This week's Journal of Clinical Oncology (October 1, 2009) has an article by Hansen et al (abstract) from the John Wayne Cancer Institute reporting a prospective study of invasive breast cancer patients with micrometastases in sentinel lymph node biopsies and its impact on survival.
They studied 790 patients with sentinel lymph nodes categorized as pN0(i-), pN0(i+), pN1mi, or pN1 and compared disease-free survival (DFS) and overall survival (OS). Median follow-up was 72.5 months.
The results showed that pNO(i+) and pN1mi patients had a similar 8-year DFS and OS compared with pN0(i-) patients. As expected, pN1 patients had significantly shorter 8-year DFS and OS compared with the other 3 groups. Multivariate analysis showed macrometastases, tumor size and histologic type were predictive of shorter DFS, while OS was predicted by macrometastases, patient age, and ER status.
This is a well-designed, prospective study and worth taking note and the accompanying editorial by Dr. Thomas Julian is also notable.

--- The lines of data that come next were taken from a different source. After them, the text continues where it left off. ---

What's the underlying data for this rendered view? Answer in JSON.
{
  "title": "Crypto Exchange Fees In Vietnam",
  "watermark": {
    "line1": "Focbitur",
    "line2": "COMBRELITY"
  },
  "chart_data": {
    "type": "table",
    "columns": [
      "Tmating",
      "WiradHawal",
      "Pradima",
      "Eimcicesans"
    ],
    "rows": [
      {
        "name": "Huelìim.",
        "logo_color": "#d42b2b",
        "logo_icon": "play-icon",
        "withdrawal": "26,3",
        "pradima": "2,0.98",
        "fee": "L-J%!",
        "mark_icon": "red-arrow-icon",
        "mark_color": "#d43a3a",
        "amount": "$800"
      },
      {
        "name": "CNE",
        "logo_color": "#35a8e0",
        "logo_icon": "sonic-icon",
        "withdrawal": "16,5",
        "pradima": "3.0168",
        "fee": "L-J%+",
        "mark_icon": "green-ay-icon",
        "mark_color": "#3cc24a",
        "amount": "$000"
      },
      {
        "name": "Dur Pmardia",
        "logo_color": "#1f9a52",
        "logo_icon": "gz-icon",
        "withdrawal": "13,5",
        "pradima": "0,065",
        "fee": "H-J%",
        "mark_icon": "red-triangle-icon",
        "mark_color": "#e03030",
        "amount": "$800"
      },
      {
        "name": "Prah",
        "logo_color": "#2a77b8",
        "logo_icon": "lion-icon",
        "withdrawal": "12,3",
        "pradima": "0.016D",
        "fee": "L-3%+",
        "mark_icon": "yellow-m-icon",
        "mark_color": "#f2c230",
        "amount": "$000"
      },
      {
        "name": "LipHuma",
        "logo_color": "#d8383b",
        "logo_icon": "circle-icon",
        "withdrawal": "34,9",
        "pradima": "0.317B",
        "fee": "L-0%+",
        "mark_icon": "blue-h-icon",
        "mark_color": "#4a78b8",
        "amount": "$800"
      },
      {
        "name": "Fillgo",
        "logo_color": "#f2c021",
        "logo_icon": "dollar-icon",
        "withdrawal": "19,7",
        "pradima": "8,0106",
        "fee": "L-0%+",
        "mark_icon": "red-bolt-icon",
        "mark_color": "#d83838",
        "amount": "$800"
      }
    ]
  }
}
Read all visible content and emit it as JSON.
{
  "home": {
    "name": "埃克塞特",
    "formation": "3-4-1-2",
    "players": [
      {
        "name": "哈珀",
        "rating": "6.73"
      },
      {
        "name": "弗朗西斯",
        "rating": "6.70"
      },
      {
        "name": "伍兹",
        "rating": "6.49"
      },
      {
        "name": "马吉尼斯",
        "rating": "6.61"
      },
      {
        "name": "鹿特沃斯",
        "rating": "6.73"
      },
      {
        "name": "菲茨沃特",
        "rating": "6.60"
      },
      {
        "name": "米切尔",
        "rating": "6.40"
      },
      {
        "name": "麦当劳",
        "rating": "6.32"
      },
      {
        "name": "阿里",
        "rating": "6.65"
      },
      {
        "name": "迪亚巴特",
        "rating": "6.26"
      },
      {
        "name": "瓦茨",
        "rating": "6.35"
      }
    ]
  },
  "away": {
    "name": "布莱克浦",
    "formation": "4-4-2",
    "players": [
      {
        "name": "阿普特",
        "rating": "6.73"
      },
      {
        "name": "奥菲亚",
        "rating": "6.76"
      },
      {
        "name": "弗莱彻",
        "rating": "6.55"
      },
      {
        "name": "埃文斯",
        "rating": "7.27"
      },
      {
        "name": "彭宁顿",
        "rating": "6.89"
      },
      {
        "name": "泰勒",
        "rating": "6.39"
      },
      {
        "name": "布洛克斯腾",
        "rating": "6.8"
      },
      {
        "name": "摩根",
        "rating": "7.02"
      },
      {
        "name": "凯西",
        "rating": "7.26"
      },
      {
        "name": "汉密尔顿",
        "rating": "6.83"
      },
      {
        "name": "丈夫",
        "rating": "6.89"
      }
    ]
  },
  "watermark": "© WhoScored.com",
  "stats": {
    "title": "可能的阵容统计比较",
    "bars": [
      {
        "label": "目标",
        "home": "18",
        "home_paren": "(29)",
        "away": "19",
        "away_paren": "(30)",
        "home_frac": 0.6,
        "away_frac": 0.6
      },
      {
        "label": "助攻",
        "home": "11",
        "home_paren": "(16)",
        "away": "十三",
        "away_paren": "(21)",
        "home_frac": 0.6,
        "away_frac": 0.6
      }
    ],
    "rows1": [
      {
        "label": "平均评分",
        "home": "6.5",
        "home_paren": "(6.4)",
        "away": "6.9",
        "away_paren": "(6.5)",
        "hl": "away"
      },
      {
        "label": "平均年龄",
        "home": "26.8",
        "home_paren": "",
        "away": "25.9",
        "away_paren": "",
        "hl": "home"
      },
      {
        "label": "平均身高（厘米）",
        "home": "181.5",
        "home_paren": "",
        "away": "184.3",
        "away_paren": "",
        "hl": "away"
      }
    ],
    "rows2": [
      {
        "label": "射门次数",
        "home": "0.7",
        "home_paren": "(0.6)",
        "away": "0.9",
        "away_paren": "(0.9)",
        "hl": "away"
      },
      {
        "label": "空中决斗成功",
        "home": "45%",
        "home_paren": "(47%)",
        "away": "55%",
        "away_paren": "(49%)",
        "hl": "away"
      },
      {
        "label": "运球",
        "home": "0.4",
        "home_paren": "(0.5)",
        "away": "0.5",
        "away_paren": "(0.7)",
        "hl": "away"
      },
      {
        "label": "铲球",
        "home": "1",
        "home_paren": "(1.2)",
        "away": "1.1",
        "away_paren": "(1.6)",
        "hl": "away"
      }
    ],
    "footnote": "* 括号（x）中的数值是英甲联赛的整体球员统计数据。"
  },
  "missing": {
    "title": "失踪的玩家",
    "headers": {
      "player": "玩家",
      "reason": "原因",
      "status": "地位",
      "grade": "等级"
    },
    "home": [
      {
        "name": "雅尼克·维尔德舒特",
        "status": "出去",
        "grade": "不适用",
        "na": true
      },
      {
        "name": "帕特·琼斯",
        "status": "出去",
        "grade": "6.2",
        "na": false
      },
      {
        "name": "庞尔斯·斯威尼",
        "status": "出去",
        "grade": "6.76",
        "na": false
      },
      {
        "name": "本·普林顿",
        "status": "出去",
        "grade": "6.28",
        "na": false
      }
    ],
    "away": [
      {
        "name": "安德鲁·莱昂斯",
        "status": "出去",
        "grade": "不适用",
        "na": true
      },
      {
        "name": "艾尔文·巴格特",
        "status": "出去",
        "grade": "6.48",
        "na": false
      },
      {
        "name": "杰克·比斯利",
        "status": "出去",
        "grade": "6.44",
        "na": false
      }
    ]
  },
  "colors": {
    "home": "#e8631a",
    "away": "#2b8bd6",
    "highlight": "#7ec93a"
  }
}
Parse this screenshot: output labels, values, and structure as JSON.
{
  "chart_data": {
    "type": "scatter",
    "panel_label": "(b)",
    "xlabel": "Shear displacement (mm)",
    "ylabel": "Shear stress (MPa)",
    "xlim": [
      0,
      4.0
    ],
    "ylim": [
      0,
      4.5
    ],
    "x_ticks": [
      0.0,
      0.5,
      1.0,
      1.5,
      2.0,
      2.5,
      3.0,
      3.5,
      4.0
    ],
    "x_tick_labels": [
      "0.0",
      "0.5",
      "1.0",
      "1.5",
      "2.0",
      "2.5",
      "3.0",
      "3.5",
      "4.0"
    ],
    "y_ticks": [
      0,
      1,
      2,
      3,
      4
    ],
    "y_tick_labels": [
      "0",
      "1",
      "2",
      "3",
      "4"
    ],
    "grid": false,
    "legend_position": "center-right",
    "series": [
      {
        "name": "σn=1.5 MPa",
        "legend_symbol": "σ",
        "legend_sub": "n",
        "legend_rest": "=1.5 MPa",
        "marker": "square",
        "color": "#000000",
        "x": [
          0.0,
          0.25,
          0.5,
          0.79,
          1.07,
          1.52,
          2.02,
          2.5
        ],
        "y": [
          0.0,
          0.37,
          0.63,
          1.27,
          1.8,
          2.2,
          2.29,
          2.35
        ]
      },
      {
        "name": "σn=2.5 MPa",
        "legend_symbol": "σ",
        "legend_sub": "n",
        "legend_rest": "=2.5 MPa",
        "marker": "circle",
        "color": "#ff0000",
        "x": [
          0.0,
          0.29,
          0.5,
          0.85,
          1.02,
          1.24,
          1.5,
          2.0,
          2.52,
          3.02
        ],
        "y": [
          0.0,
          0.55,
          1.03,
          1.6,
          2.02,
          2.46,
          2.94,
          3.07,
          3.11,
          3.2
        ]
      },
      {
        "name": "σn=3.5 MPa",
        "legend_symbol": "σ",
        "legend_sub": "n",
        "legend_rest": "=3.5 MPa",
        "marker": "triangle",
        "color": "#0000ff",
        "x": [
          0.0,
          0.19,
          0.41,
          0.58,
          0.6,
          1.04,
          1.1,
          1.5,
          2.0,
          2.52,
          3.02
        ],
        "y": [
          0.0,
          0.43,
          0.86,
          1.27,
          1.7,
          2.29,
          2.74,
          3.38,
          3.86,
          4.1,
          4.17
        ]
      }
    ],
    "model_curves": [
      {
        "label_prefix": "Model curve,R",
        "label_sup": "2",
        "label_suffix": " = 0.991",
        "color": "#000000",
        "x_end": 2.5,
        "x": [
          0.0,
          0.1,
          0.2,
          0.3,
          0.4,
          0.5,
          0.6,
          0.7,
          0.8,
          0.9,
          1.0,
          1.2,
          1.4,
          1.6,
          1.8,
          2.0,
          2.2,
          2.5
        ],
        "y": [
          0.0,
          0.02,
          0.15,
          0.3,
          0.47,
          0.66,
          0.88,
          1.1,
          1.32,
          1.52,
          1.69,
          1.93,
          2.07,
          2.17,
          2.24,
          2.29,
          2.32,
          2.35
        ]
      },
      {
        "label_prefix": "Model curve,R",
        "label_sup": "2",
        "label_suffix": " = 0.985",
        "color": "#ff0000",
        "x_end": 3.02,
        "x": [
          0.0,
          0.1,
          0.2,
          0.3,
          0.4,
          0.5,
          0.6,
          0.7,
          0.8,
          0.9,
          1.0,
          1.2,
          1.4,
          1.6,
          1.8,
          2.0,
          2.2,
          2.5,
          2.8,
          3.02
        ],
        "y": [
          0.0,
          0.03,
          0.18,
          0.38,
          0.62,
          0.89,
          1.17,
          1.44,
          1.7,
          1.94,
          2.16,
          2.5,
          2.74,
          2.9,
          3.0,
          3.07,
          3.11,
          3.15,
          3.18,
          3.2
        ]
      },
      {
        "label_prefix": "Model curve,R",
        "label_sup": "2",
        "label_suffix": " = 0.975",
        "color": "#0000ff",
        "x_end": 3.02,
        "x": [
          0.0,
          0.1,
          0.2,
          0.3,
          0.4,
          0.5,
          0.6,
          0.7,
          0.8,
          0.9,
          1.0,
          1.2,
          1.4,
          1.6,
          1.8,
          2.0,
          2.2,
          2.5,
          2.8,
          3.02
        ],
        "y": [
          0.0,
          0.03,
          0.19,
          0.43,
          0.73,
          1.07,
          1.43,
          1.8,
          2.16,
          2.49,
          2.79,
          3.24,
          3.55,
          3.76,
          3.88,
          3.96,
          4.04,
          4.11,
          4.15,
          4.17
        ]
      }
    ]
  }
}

These findings are in contrast to a recently published NEJM article by a Dutch group from Maastricht University Medical Center (de Boer et al. NEJM 2009 Aug 13: 353-363). This study was also prospective but studied non-sentinel pN0(i+) and pN1mi regional LN involvement in early-stage breast cancer patients. It compared DFS in pNo(i+) and pN1mi patients who had not received adjuvant therapy with those pNo(i+) and pN1mi patients who did receive adjuvant therapy and with node-negative (pN0) patients. The authors found that the pN0(i+)/N1mi, no adjuvant therapy group had a shorter 5-year DFS compared with those who did received adjuvant therapy. This same Dutch group, furthermore, published a "scary" (to me!) meta-analysis study in JNCI in November 2008 examining the association of isolated tumor cells in sentinel LN with non-sentinel LN metastases. The study included 29 studies and found an overall risk of non-sentinel lymph node metastases when there was ITCs in the sentinel node of 12.3% (95% C.I. 9.5% to 15.7%)--roughly one-and-a-half to two times the published false negative rate for SLN biopsy. Here's the scary part: nearly two-thirds (64%) of patients with ITCs in their SLN also had non-sentinel LN macrometastases!
It seems that when the pN0(+) situation arises in my practice, there are multiple phone calls questioning the result, its meaning, and what to do next. First, the designation of pN0(+) whether positive by H&E or IHC is confusing (at best) and basically, er, wrong--as it seems pathologically, clinically, and biologically. Yet, it also appears that each patient's treatment plan must be evaluated individually. The current evidence supports completion axillary dissection in these patients, although perhaps this just kicks the can down the street if those nodes are negative. Two ongoing studies which have completed accrual, NSABP B-32 (retrospective IHC analysis) and ACOSOG Z0010 (prospective study), should help clarify this problem.